Mesmo que o seu novo disco, “Spaces”, seja fruto de uma grande dose de improviso e inspiração momentânea da sua presença em palco, todos os temas que tocou na Sé acabaram por assumir uma nova história. Se na gravação ouvimos alguns sons produzidos pelos espectadores, também aqui essas fontes exteriores interferiram e, tal como Nils explicou, fazem com que cada concerto seja único, quase como se ao registo fosse dado um constante nascimento. Talvez por isso se tenha justificado a simpatia com que reagiu aos toques de telemóvel durante “Improvisation For Coughs And A Cell Phone” e “Hammers”, malhas em que sua destreza se tornou mais que evidente.
Já pouco se pode duvidar que este germânico seja, actualmente, um dos mais interessantes criadores de exploração ao piano, na sua incessante procura de dinâmicas, em que a melodia encerra sempre qualquer capítulo, mesmo que para isso tenha que dispor de uma maior utilização de graves, como se sucedeu em “For-Peter-Toilet Brushes-More” com aquela incrível sequência nas teclas a lembrar os Goblin nos momentos de “Suspiria” e as suas frequentes mudanças de tom.

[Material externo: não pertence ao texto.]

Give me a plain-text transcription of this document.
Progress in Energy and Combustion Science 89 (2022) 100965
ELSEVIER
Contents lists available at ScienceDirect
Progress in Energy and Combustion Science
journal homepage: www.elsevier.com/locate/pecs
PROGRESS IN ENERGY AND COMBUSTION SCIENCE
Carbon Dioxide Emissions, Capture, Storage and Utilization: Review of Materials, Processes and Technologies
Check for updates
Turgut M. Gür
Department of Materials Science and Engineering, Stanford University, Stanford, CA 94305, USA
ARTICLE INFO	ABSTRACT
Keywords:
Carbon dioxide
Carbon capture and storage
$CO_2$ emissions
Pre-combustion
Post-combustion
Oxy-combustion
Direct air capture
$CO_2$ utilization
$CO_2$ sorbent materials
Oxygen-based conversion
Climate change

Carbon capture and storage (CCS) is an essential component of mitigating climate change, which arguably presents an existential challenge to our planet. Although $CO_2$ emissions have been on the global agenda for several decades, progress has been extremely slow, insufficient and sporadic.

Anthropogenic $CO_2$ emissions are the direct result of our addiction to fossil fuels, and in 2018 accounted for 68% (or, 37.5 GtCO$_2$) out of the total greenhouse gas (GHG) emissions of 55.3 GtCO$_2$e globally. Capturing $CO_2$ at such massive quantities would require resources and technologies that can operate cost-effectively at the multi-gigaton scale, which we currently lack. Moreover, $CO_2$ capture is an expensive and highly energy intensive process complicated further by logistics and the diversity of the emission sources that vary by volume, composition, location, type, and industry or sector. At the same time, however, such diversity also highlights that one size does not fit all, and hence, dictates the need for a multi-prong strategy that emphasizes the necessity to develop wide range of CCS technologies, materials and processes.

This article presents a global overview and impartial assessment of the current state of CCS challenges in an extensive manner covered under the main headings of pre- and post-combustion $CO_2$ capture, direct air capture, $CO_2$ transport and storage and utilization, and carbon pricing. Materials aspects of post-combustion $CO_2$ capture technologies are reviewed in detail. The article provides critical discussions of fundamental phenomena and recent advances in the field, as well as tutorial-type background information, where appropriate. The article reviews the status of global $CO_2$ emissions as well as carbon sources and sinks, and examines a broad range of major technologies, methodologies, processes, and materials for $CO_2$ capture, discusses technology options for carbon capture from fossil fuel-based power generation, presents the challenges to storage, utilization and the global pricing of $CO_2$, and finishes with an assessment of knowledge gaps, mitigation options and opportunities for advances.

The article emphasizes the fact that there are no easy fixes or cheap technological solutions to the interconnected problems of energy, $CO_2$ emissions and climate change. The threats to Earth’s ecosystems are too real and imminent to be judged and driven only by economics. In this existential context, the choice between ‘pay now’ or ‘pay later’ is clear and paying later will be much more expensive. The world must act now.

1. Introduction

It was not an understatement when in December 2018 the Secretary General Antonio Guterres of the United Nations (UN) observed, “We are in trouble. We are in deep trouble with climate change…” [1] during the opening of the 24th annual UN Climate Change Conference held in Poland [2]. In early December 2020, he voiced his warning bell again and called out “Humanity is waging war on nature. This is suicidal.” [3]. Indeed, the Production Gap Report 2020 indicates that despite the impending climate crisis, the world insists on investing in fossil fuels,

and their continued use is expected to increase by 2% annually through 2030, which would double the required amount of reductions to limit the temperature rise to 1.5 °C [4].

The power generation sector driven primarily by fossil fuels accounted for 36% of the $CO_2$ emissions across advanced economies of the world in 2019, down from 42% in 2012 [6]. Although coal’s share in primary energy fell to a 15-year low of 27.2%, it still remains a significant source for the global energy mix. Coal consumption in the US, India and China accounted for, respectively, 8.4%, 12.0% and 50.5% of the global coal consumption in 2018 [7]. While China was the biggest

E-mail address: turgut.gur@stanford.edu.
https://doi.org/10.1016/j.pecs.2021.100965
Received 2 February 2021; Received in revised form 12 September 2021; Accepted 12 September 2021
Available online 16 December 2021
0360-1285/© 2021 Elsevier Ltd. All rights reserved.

Depois de uma abstinência de quatro anos ao nosso país – correspondendo, infelizmente, ao seu maior período criativo – Nils Frahm não deixou de recordar uma fase dramática da sua vida em que com um dedo partido temeu pela sua carreira. Dessa época, retornou a “You” do disco “Screws” e ao seu lamento embalante e melancólico. Frahm que acabou rodeado de um enorme aglomerado de gente, mostrou-se um operacional capaz de imobilizar os sentidos, mas também de os despertar para a grandeza das suas peças. Tal como sugeriu, temos mesmo que o convidar mais vezes.